The hostages are home, and we celebrate their freedom. But thousands of Palestinian prisoners remain in Israeli jails, many held without charge under administrative detention, subjected to abuse and torture documented by human rights organisations. The prisoner exchange of 1,718 men, women and children, but thousands more will remain. Their families deserve reunion too. Their freedom matters too.

We should pray today, as Trump suggests. Pray for the dead on both sides. Pray for the innocents who perished not just since October 7th, but in the decades before that created the conditions for all the atrocities that followed. Pray for the children who will grow up traumatised, their futures stolen by adults who chose violence over dialogue, revenge over reconciliation.

But prayer is not enough. We need accountability. We need justice. We need Netanyahu and every other architect of this catastrophe to face trial for their crimes. We need Starmer and every Western leader who provided cover for genocide to answer for their complicity. We need the arms manufacturers who profited from Palestinian deaths to be held accountable. We need a fundamental reckoning with the military-industrial complex that ensures perpetual war.

Netanyahu, Gallant
ICC warrants for Netanyahu, Gallant’s arrest

The war is over, Trump says. But the occupation continues. The blockade continues. The denial of Palestinian rights continues. The settlements continue to expand. The dehumanisation continues. Until these fundamental injustices are addressed, this is not peace. It is merely an intermission before the next act of horror.

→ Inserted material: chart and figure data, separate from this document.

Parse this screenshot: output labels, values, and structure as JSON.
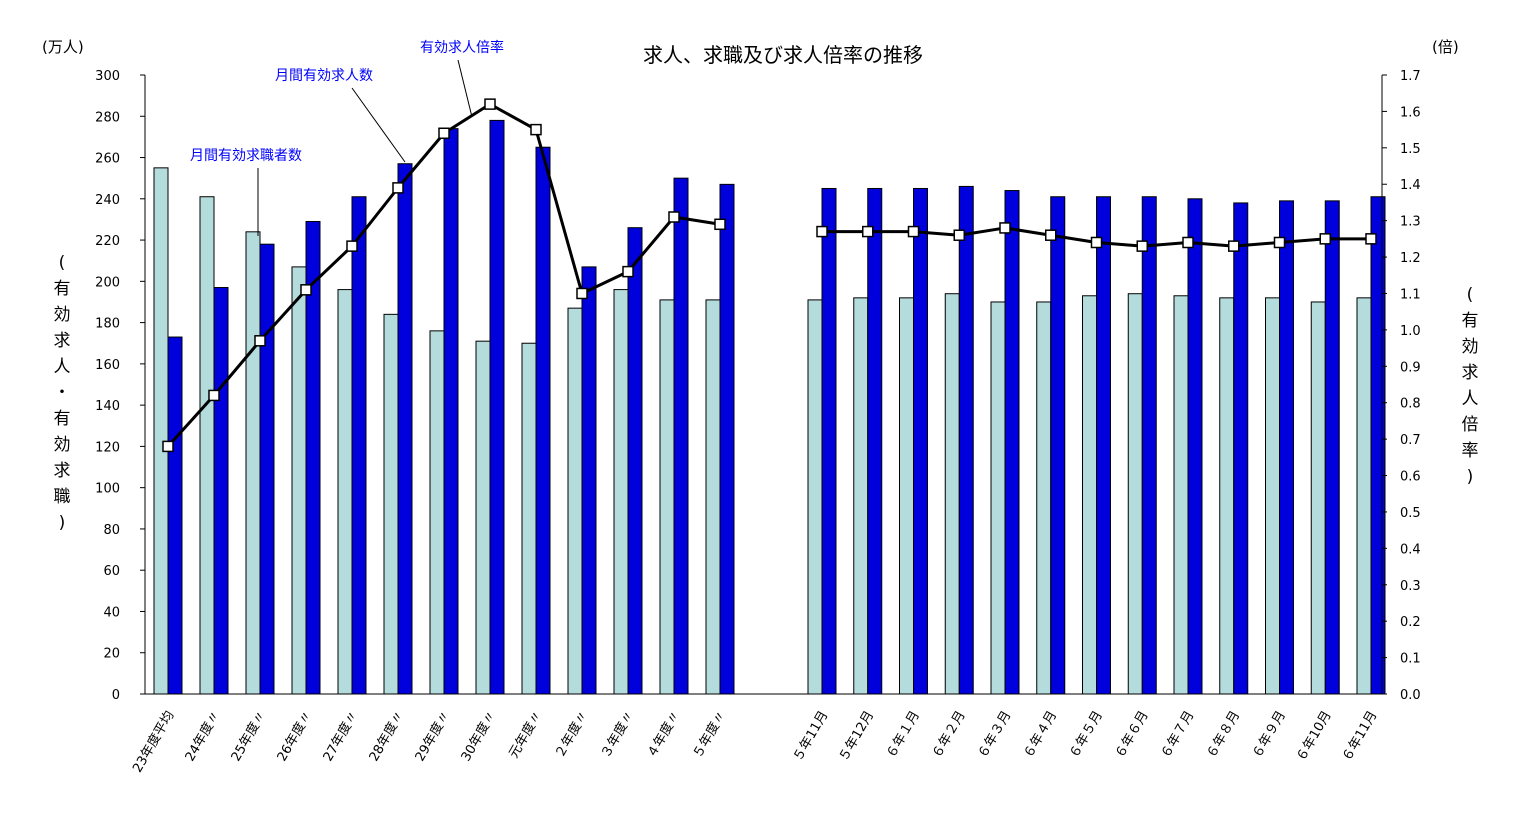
{
  "chart_data": {
    "type": "bar",
    "title": "求人、求職及び求人倍率の推移",
    "left_unit": "(万人)",
    "right_unit": "(倍)",
    "ylabel_left": "(有効求人・有効求職)",
    "ylabel_right": "(有効求人倍率)",
    "ylim": [
      0,
      300
    ],
    "y2lim": [
      0,
      1.7
    ],
    "y_ticks": [
      "0",
      "20",
      "40",
      "60",
      "80",
      "100",
      "120",
      "140",
      "160",
      "180",
      "200",
      "220",
      "240",
      "260",
      "280",
      "300"
    ],
    "y2_ticks": [
      "0.0",
      "0.1",
      "0.2",
      "0.3",
      "0.4",
      "0.5",
      "0.6",
      "0.7",
      "0.8",
      "0.9",
      "1.0",
      "1.1",
      "1.2",
      "1.3",
      "1.4",
      "1.5",
      "1.6",
      "1.7"
    ],
    "categories": [
      "23年度平均",
      "24年度〃",
      "25年度〃",
      "26年度〃",
      "27年度〃",
      "28年度〃",
      "29年度〃",
      "30年度〃",
      "元年度〃",
      "２年度〃",
      "３年度〃",
      "４年度〃",
      "５年度〃",
      "５年11月",
      "５年12月",
      "６年１月",
      "６年２月",
      "６年３月",
      "６年４月",
      "６年５月",
      "６年６月",
      "６年７月",
      "６年８月",
      "６年９月",
      "６年10月",
      "６年11月"
    ],
    "series": [
      {
        "name": "月間有効求職者数",
        "type": "bar",
        "color": "#b4dcdc",
        "values": [
          255,
          241,
          224,
          207,
          196,
          184,
          176,
          171,
          170,
          187,
          196,
          191,
          191,
          191,
          192,
          192,
          194,
          190,
          190,
          193,
          194,
          193,
          192,
          192,
          190,
          192
        ]
      },
      {
        "name": "月間有効求人数",
        "type": "bar",
        "color": "#0000dc",
        "values": [
          173,
          197,
          218,
          229,
          241,
          257,
          274,
          278,
          265,
          207,
          226,
          250,
          247,
          245,
          245,
          245,
          246,
          244,
          241,
          241,
          241,
          240,
          238,
          239,
          239,
          241
        ]
      },
      {
        "name": "有効求人倍率",
        "type": "line",
        "axis": "right",
        "color": "#000000",
        "values": [
          0.68,
          0.82,
          0.97,
          1.11,
          1.23,
          1.39,
          1.54,
          1.62,
          1.55,
          1.1,
          1.16,
          1.31,
          1.29,
          1.27,
          1.27,
          1.27,
          1.26,
          1.28,
          1.26,
          1.24,
          1.23,
          1.24,
          1.23,
          1.24,
          1.25,
          1.25
        ]
      }
    ],
    "annotations": [
      "月間有効求職者数",
      "月間有効求人数",
      "有効求人倍率"
    ],
    "grid": false
  }
}
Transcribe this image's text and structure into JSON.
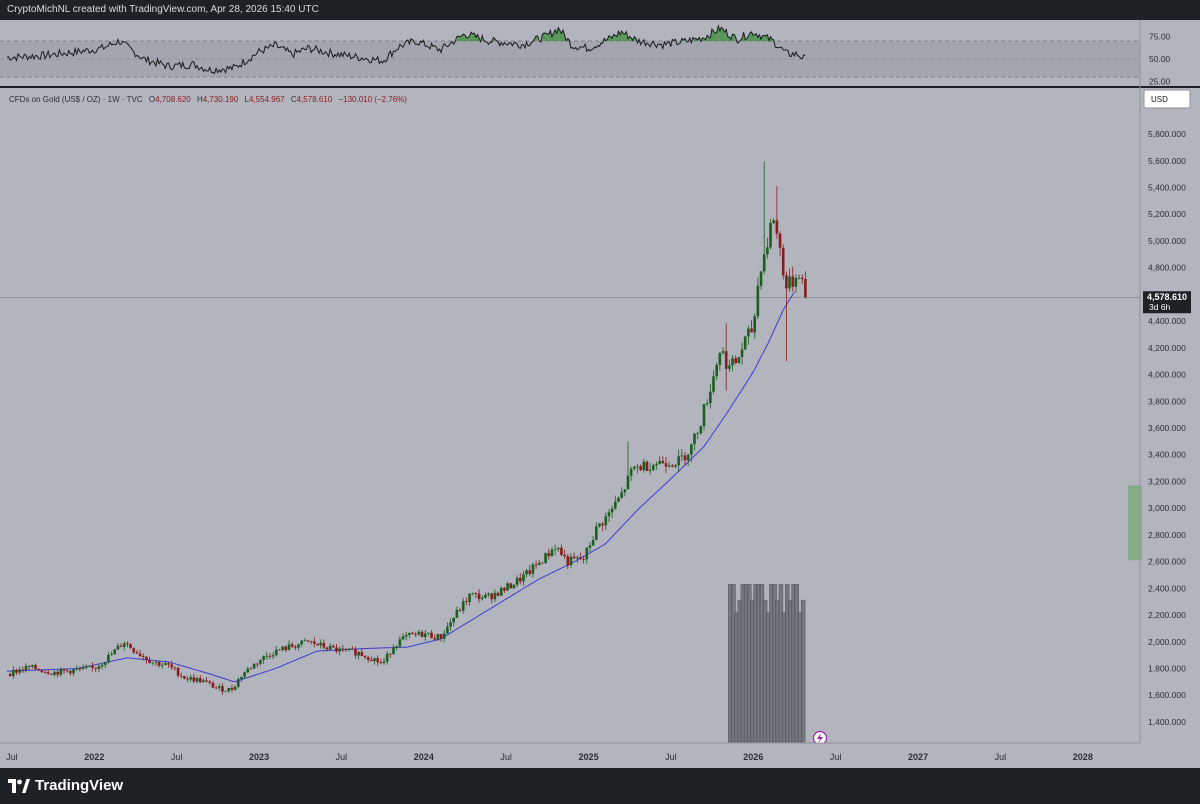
{
  "header": {
    "attribution": "CryptoMichNL created with TradingView.com, Apr 28, 2026 15:40 UTC"
  },
  "legend": {
    "symbol": "CFDs on Gold (US$ / OZ) · 1W · TVC",
    "o_label": "O",
    "o": "4,708.620",
    "h_label": "H",
    "h": "4,730.190",
    "l_label": "L",
    "l": "4,554.967",
    "c_label": "C",
    "c": "4,578.610",
    "change": "−130.010 (−2.76%)"
  },
  "currency_button": "USD",
  "last_price": {
    "value": "4,578.610",
    "countdown": "3d 6h"
  },
  "footer": {
    "brand": "TradingView"
  },
  "colors": {
    "background": "#b2b5be",
    "up": "#1b5e20",
    "down": "#8b1a1a",
    "ma": "#3d3dd1",
    "rsi_line": "#1a1a1a",
    "rsi_band": "#a3a6af",
    "rsi_overbought_fill": "#3f8f3f",
    "volume": "#6f727a",
    "range_box": "#86a98a"
  },
  "chart_data": [
    {
      "type": "line",
      "panel": "oscillator (RSI)",
      "yticks": [
        "75.00",
        "50.00",
        "25.00"
      ],
      "ylim": [
        20,
        90
      ],
      "band": [
        30,
        70
      ],
      "keypoints": [
        [
          2021.5,
          52
        ],
        [
          2021.7,
          54
        ],
        [
          2021.9,
          58
        ],
        [
          2022.05,
          62
        ],
        [
          2022.15,
          70
        ],
        [
          2022.3,
          50
        ],
        [
          2022.45,
          42
        ],
        [
          2022.6,
          44
        ],
        [
          2022.7,
          38
        ],
        [
          2022.85,
          40
        ],
        [
          2023.0,
          58
        ],
        [
          2023.1,
          65
        ],
        [
          2023.2,
          55
        ],
        [
          2023.3,
          62
        ],
        [
          2023.45,
          56
        ],
        [
          2023.6,
          52
        ],
        [
          2023.75,
          48
        ],
        [
          2023.85,
          64
        ],
        [
          2023.95,
          70
        ],
        [
          2024.1,
          60
        ],
        [
          2024.25,
          78
        ],
        [
          2024.4,
          70
        ],
        [
          2024.6,
          66
        ],
        [
          2024.75,
          76
        ],
        [
          2024.82,
          84
        ],
        [
          2024.9,
          65
        ],
        [
          2025.0,
          62
        ],
        [
          2025.12,
          72
        ],
        [
          2025.2,
          80
        ],
        [
          2025.3,
          70
        ],
        [
          2025.45,
          66
        ],
        [
          2025.6,
          70
        ],
        [
          2025.7,
          74
        ],
        [
          2025.8,
          84
        ],
        [
          2025.9,
          72
        ],
        [
          2026.0,
          80
        ],
        [
          2026.12,
          70
        ],
        [
          2026.2,
          56
        ],
        [
          2026.27,
          55
        ],
        [
          2026.33,
          48
        ]
      ]
    },
    {
      "type": "candlestick",
      "title": "CFDs on Gold (US$ / OZ) · 1W · TVC",
      "interval": "1W",
      "xticks": [
        {
          "t": 2021.5,
          "label": "Jul",
          "major": false
        },
        {
          "t": 2022.0,
          "label": "2022",
          "major": true
        },
        {
          "t": 2022.5,
          "label": "Jul",
          "major": false
        },
        {
          "t": 2023.0,
          "label": "2023",
          "major": true
        },
        {
          "t": 2023.5,
          "label": "Jul",
          "major": false
        },
        {
          "t": 2024.0,
          "label": "2024",
          "major": true
        },
        {
          "t": 2024.5,
          "label": "Jul",
          "major": false
        },
        {
          "t": 2025.0,
          "label": "2025",
          "major": true
        },
        {
          "t": 2025.5,
          "label": "Jul",
          "major": false
        },
        {
          "t": 2026.0,
          "label": "2026",
          "major": true
        },
        {
          "t": 2026.5,
          "label": "Jul",
          "major": false
        },
        {
          "t": 2027.0,
          "label": "2027",
          "major": true
        },
        {
          "t": 2027.5,
          "label": "Jul",
          "major": false
        },
        {
          "t": 2028.0,
          "label": "2028",
          "major": true
        }
      ],
      "yticks": [
        "5,800.000",
        "5,600.000",
        "5,400.000",
        "5,200.000",
        "5,000.000",
        "4,800.000",
        "4,600.000",
        "4,400.000",
        "4,200.000",
        "4,000.000",
        "3,800.000",
        "3,600.000",
        "3,400.000",
        "3,200.000",
        "3,000.000",
        "2,800.000",
        "2,600.000",
        "2,400.000",
        "2,200.000",
        "2,000.000",
        "1,800.000",
        "1,600.000",
        "1,400.000"
      ],
      "ylim": [
        1250,
        5950
      ],
      "xlim": [
        2021.47,
        2028.25
      ],
      "last_price": 4578.61,
      "price_keypoints": [
        [
          2021.47,
          1760
        ],
        [
          2021.6,
          1810
        ],
        [
          2021.75,
          1770
        ],
        [
          2021.9,
          1790
        ],
        [
          2022.0,
          1800
        ],
        [
          2022.1,
          1900
        ],
        [
          2022.18,
          2000
        ],
        [
          2022.25,
          1930
        ],
        [
          2022.35,
          1850
        ],
        [
          2022.45,
          1820
        ],
        [
          2022.55,
          1730
        ],
        [
          2022.65,
          1710
        ],
        [
          2022.75,
          1650
        ],
        [
          2022.83,
          1640
        ],
        [
          2022.9,
          1760
        ],
        [
          2023.0,
          1860
        ],
        [
          2023.08,
          1920
        ],
        [
          2023.18,
          1960
        ],
        [
          2023.3,
          2000
        ],
        [
          2023.4,
          1960
        ],
        [
          2023.5,
          1930
        ],
        [
          2023.6,
          1920
        ],
        [
          2023.7,
          1870
        ],
        [
          2023.75,
          1830
        ],
        [
          2023.82,
          1980
        ],
        [
          2023.9,
          2040
        ],
        [
          2024.0,
          2060
        ],
        [
          2024.1,
          2030
        ],
        [
          2024.18,
          2180
        ],
        [
          2024.28,
          2350
        ],
        [
          2024.38,
          2330
        ],
        [
          2024.5,
          2400
        ],
        [
          2024.62,
          2500
        ],
        [
          2024.75,
          2650
        ],
        [
          2024.8,
          2720
        ],
        [
          2024.87,
          2600
        ],
        [
          2024.97,
          2620
        ],
        [
          2025.05,
          2850
        ],
        [
          2025.12,
          2950
        ],
        [
          2025.2,
          3100
        ],
        [
          2025.27,
          3300
        ],
        [
          2025.35,
          3320
        ],
        [
          2025.45,
          3350
        ],
        [
          2025.55,
          3350
        ],
        [
          2025.62,
          3450
        ],
        [
          2025.68,
          3650
        ],
        [
          2025.75,
          3950
        ],
        [
          2025.8,
          4200
        ],
        [
          2025.85,
          4050
        ],
        [
          2025.9,
          4100
        ],
        [
          2025.95,
          4250
        ],
        [
          2026.0,
          4350
        ],
        [
          2026.04,
          4800
        ],
        [
          2026.08,
          4950
        ],
        [
          2026.12,
          5200
        ],
        [
          2026.16,
          4950
        ],
        [
          2026.2,
          4650
        ],
        [
          2026.24,
          4700
        ],
        [
          2026.28,
          4780
        ],
        [
          2026.32,
          4578
        ]
      ],
      "ma_keypoints": [
        [
          2021.47,
          1780
        ],
        [
          2021.9,
          1800
        ],
        [
          2022.2,
          1880
        ],
        [
          2022.45,
          1850
        ],
        [
          2022.7,
          1760
        ],
        [
          2022.85,
          1700
        ],
        [
          2023.1,
          1800
        ],
        [
          2023.35,
          1930
        ],
        [
          2023.65,
          1950
        ],
        [
          2023.9,
          1960
        ],
        [
          2024.1,
          2020
        ],
        [
          2024.3,
          2170
        ],
        [
          2024.5,
          2320
        ],
        [
          2024.7,
          2470
        ],
        [
          2024.9,
          2590
        ],
        [
          2025.1,
          2730
        ],
        [
          2025.3,
          2990
        ],
        [
          2025.5,
          3220
        ],
        [
          2025.7,
          3460
        ],
        [
          2025.85,
          3730
        ],
        [
          2026.0,
          4020
        ],
        [
          2026.1,
          4260
        ],
        [
          2026.18,
          4480
        ],
        [
          2026.25,
          4620
        ]
      ],
      "spike_highs": [
        [
          2026.06,
          5595
        ],
        [
          2026.15,
          5410
        ],
        [
          2025.23,
          3500
        ],
        [
          2025.83,
          4385
        ]
      ],
      "spike_lows": [
        [
          2026.21,
          4100
        ],
        [
          2025.84,
          3880
        ]
      ],
      "volume_profile": {
        "t_start": 2025.86,
        "t_end": 2026.31,
        "top": 2430,
        "bottom": 1250
      },
      "range_box": {
        "low": 2610,
        "high": 3170
      }
    }
  ]
}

Real peace requires justice. It requires accountability for war crimes. It requires ending the occupation and recognising Palestinian self-determination. It requires dismantling the systems that profit from conflict. It requires politicians who prioritise human rights over geopolitical calculation. It requires citizens who refuse to accept that some lives matter more than others, that some deaths are regrettable whilst others are justified.

The hostages are free. Now the real work begins. Not just rebuilding Gaza, though that is essential. Not just negotiating borders and security arrangements, though that is necessary. But building a genuine peace based on equality, dignity, and justice for all. A peace that recognises the humanity of Israelis and Palestinians alike. A peace that refuses to accept that security for one requires the subjugation of the other.

Today we celebrate the hostages’ freedom. Tomorrow we fight for justice. Because without accountability for the crimes committed, without recognition of the humanity of all victims, without fundamental change to the systems that created this nightmare, we are simply waiting for the next atrocity, the next war, the next generation of children who will inherit hatred instead of hope.

The hostages are home. Now bring the war criminals to justice.